How many dogs does it take to change a light bulb?


GOLDEN RETRIEVER:  The sun is shining, the day is young, we've got our whole lives ahead of us, and you're worrying about a stupid burned out bulb?

BORDER COLLIE:  Just one.  And then I'll replace any wiring that's not up to code.

DACHSHUND:  You know I can't reach that stupid lamp!

ROTTWEILER:  Make me!

BOXER:  Who cares?  I can still play with my squeaky toys in the dark.

LAB:  Oh, me, me!!!!!  Pleeeeeeeze let me change the light bulb! Can I?  Huh?  Huh?  Can I?  Pleeeeeeeze, please, please, please!
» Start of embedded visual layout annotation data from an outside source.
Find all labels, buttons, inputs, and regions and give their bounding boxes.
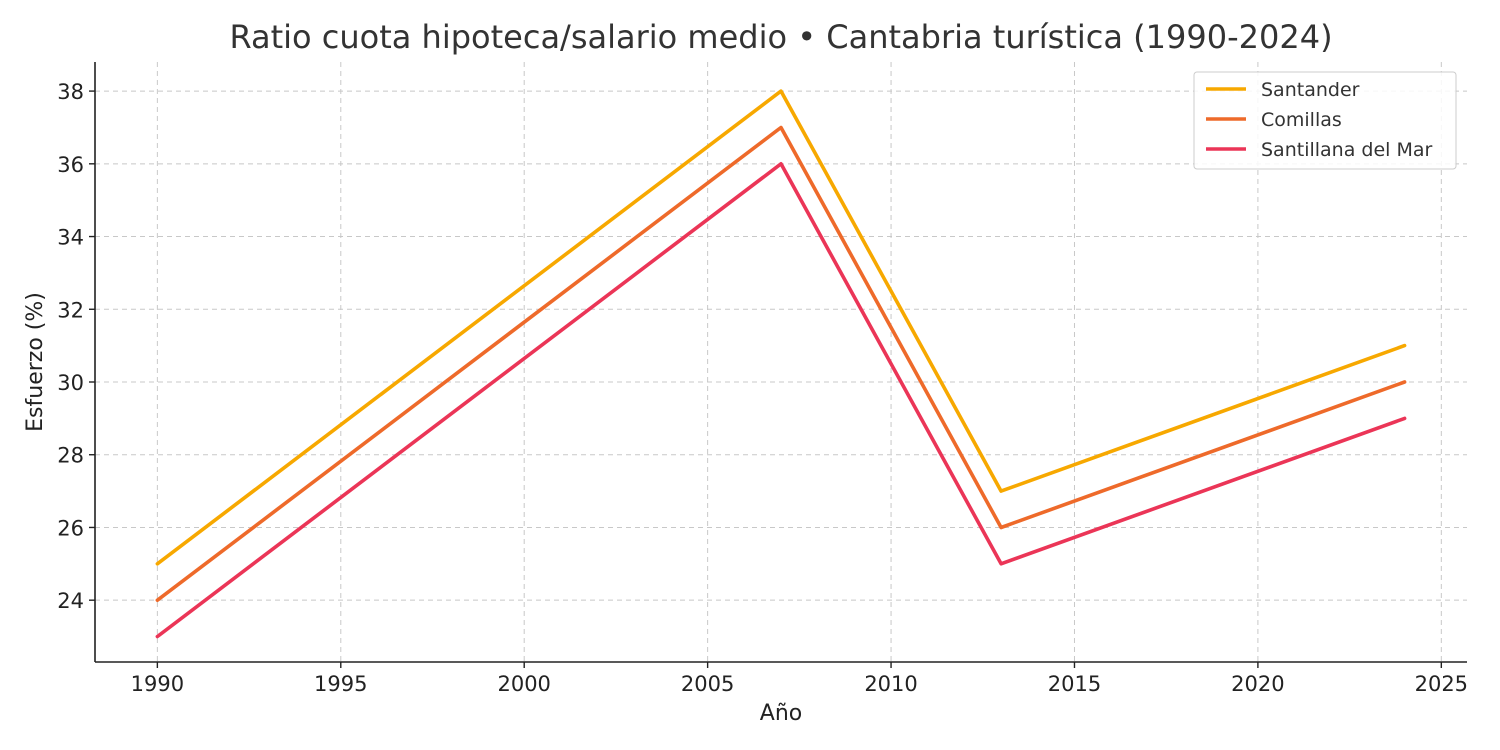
x-tick-label: 2005 [681, 672, 734, 696]
x-tick-label: 1995 [314, 672, 367, 696]
y-tick-label: 24 [57, 589, 84, 613]
chart-title: Ratio cuota hipoteca/salario medio • Can… [229, 18, 1332, 56]
series-line-1 [155, 89, 1407, 566]
y-tick-label: 30 [57, 371, 84, 395]
x-tick-label: 2020 [1231, 672, 1284, 696]
x-tick-label: 2025 [1415, 672, 1468, 696]
x-tick-label: 2000 [497, 672, 550, 696]
y-axis-label: Esfuerzo (%) [23, 292, 48, 432]
legend-label: Comillas [1261, 109, 1342, 131]
x-tick-label: 1990 [131, 672, 184, 696]
y-tick-label: 34 [57, 226, 84, 250]
series-line-3 [155, 162, 1407, 639]
y-tick-label: 32 [57, 298, 84, 322]
legend-label: Santillana del Mar [1261, 139, 1433, 161]
x-tick-label: 2010 [864, 672, 917, 696]
x-ticks: 1990 1995 2000 2005 2010 2015 2020 2025 [131, 662, 1468, 696]
axes [94, 62, 1467, 663]
y-tick-label: 26 [57, 516, 84, 540]
series-lines [155, 89, 1407, 639]
y-tick-label: 36 [57, 153, 84, 177]
series-line-2 [155, 125, 1407, 603]
legend-items: Santander Comillas Santillana del Mar [1206, 79, 1433, 161]
x-tick-label: 2015 [1048, 672, 1101, 696]
y-tick-label: 38 [57, 80, 84, 104]
y-tick-label: 28 [57, 444, 84, 468]
x-axis-label: Año [760, 701, 802, 726]
legend-box [1193, 71, 1457, 170]
legend-label: Santander [1261, 79, 1360, 101]
y-ticks: 24 26 28 30 32 34 36 38 [57, 80, 95, 613]
legend: Santander Comillas Santillana del Mar [1193, 71, 1457, 170]
grid [95, 62, 1467, 662]
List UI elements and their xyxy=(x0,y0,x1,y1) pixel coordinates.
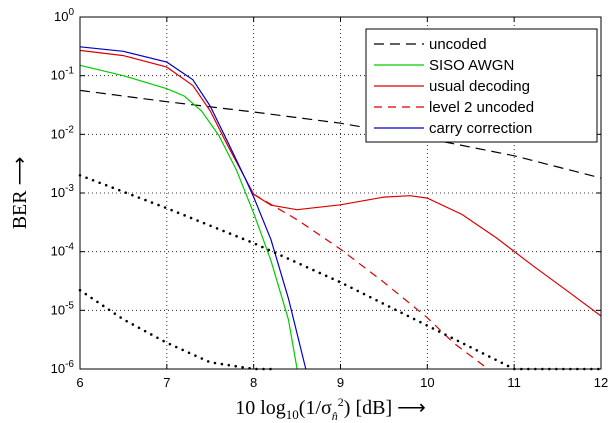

GERMAN SHEPHERD:  I'll change it as soon as I've led these people from the dark, check to make sure I haven't missed any, and make just one more perimeter patrol to see that no one has tried to take advantage of the situation.

JACK RUSSELL TERRIER:  I'll just pop it in while I'm bouncing off the walls and furniture.

OLD ENGLISH SHEEP DOG:  Light bulb? I'm sorry, but I don't see a light.

POINTER:  I see it, there it is, there it is, right there........

COCKER SPANIEL:  Why change it? I can still pee on the carpet in the dark.

CHIHUAHUA:  Yo quiero Toco Bulb.

AUSTRALIAN SHEPHERD:  First, I'll put all the light bulbs in a little circle.........

GREYHOUND:  It isn't moving. Who cares?


THE CAT'S ANSWER:  Dogs do not change light bulbs. People change light bulbs.  So, the real question is "How long will it be before I can expect some light, some dinner, and a massage?"

ALL OF WHICH PROVES, ONCE AGAIN, THAT WHILE DOGS HAVE MASTERS, CATS HAVE STAFF.